Termites get a bad reputation in the housing business. They are often looked at as signs of the domestic apocalypse, causing billions of dollars in damage to houses every year. But when it comes to building their own homes, termites are master engineers. Such is their architectural prowess as some of their mounds even have solar-powered ventilation systems.
Don’t worry, termites aren’t beating us when it comes to solar panel production. But they are using the power of the sun as a sort of makeshift ventilation system. A recent study published in PNAS found that some termites build mounds that circulate air by harnessing the warming power of the sun.

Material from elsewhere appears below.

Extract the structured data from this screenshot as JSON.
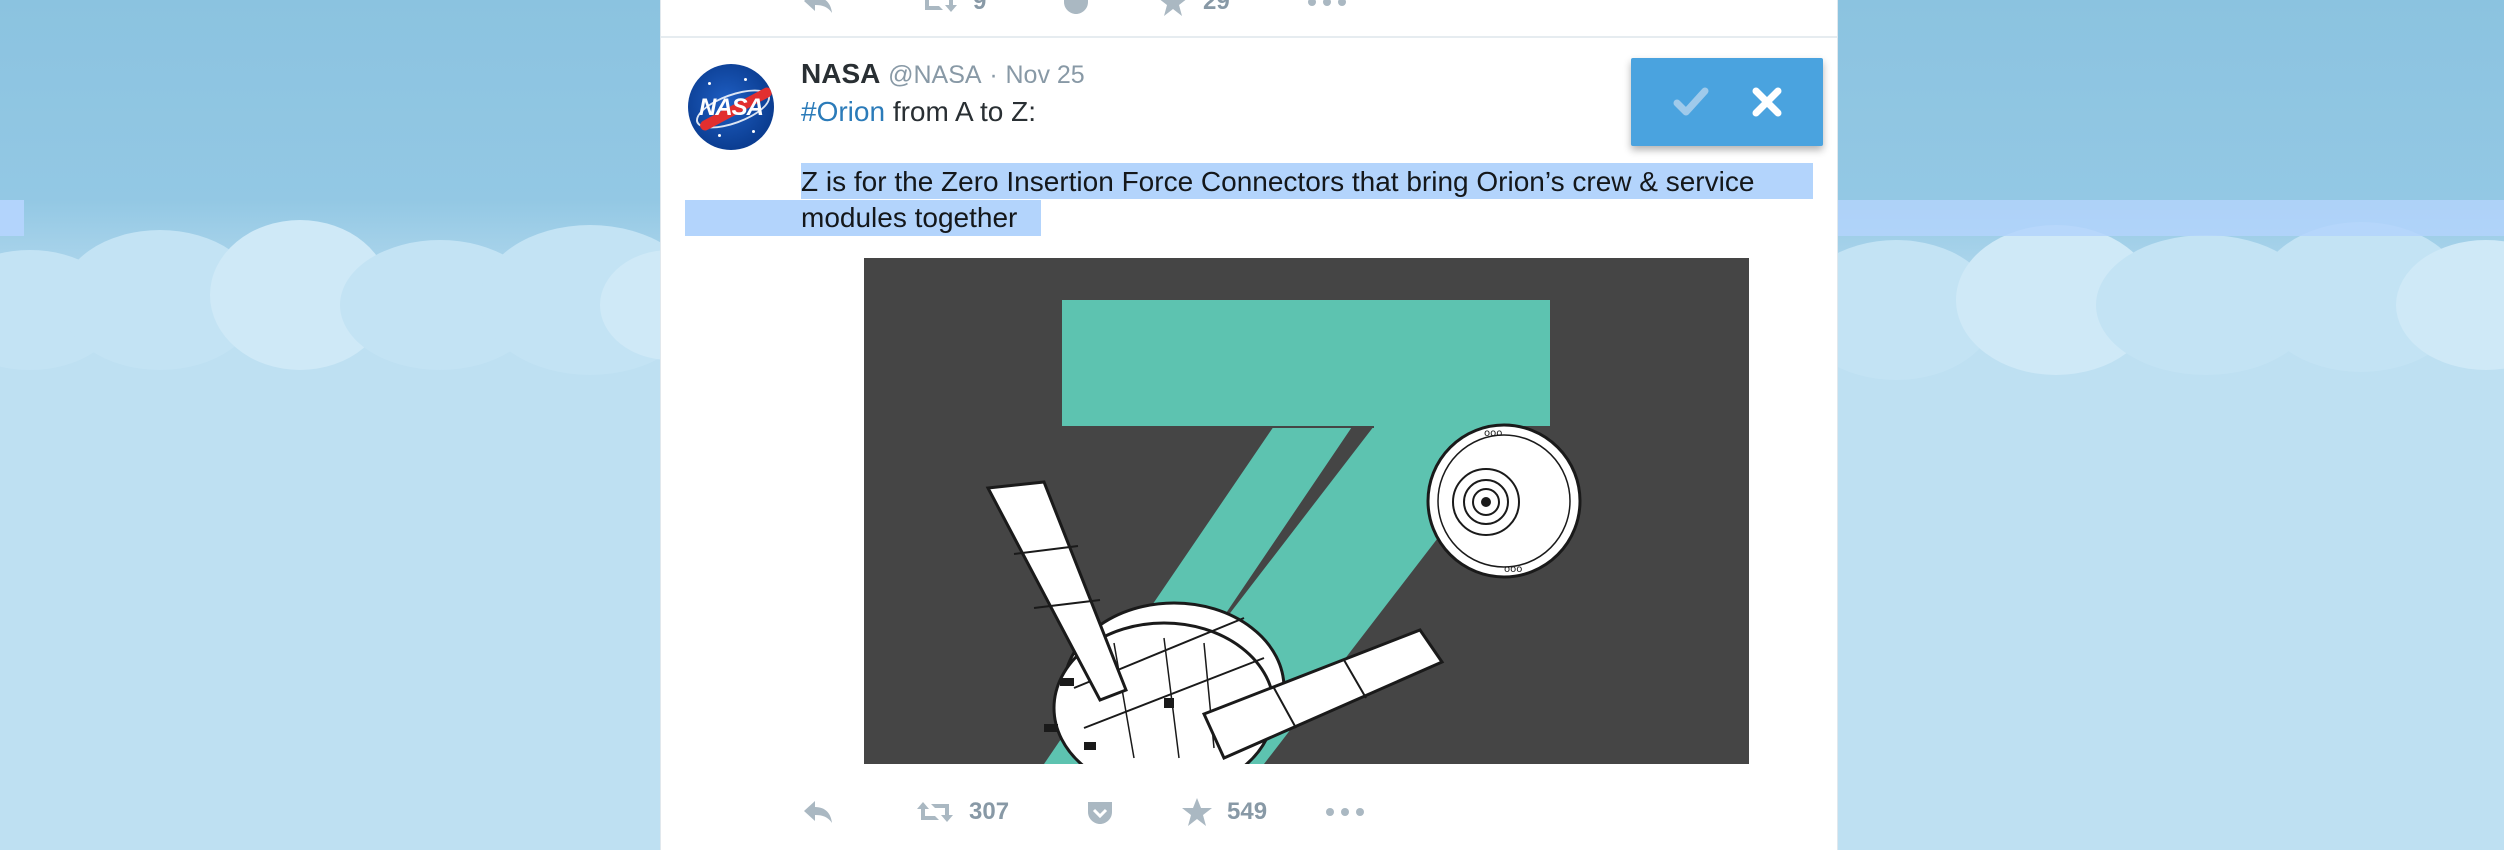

Termites are incredibly small, usually just a few millimeters long, but they can build homes, called mounds, that are three to six feet tall (and in some cases, are even taller.) It takes a huge number of termites to build and maintain a mound, and all those bodies in a small space–along with the fungus gardens that some termite colonies tend–can lead to stale air really fast. Scientists knew that there had to be a ventilation system that exchanges air between the interior and exterior of the mound, but the mechanism behind that air exchange had remained elusive.
Previously, researchers thought that the termites built the mound, complete with it’s tunnels and chambers in such a way that the heat from all the living termites would push air from inside the mound out into the atmosphere, and allow cooler air in. Then researchers discovered that the termite ventilation system worked more like lungs, intaking and expelling air throughout the day. Researchers thought this could be driven by changes in air pressure and wind from outside the mound.
This new paper proposes that instead of wind, the system is driven by the temperature changes that fluctuate between day and night. Inside the mounds of many species of termites, including Odontotermes obesus, the species involved in this study, there is a hole in the center that works like an atrium or chimney. Connected to this central ‘chimney’ are several smaller tubes. During the day when the sun is beating down, air warms and rises in the smaller tubes and cools and sinks in the larger tube. At night, the process reverses as air in the smaller spaces cools faster than air in the middle. This airflow ventilates the mound efficiently–no air conditioning needed.
These termite mounds, complete with ventilation systems, can last for ages. One mound, recently found in Africa is over 2,000 years old.
Ponder that for a minute, but then call an exterminator. Even if termites can build amazing homes, you don’t want them to destroy your own.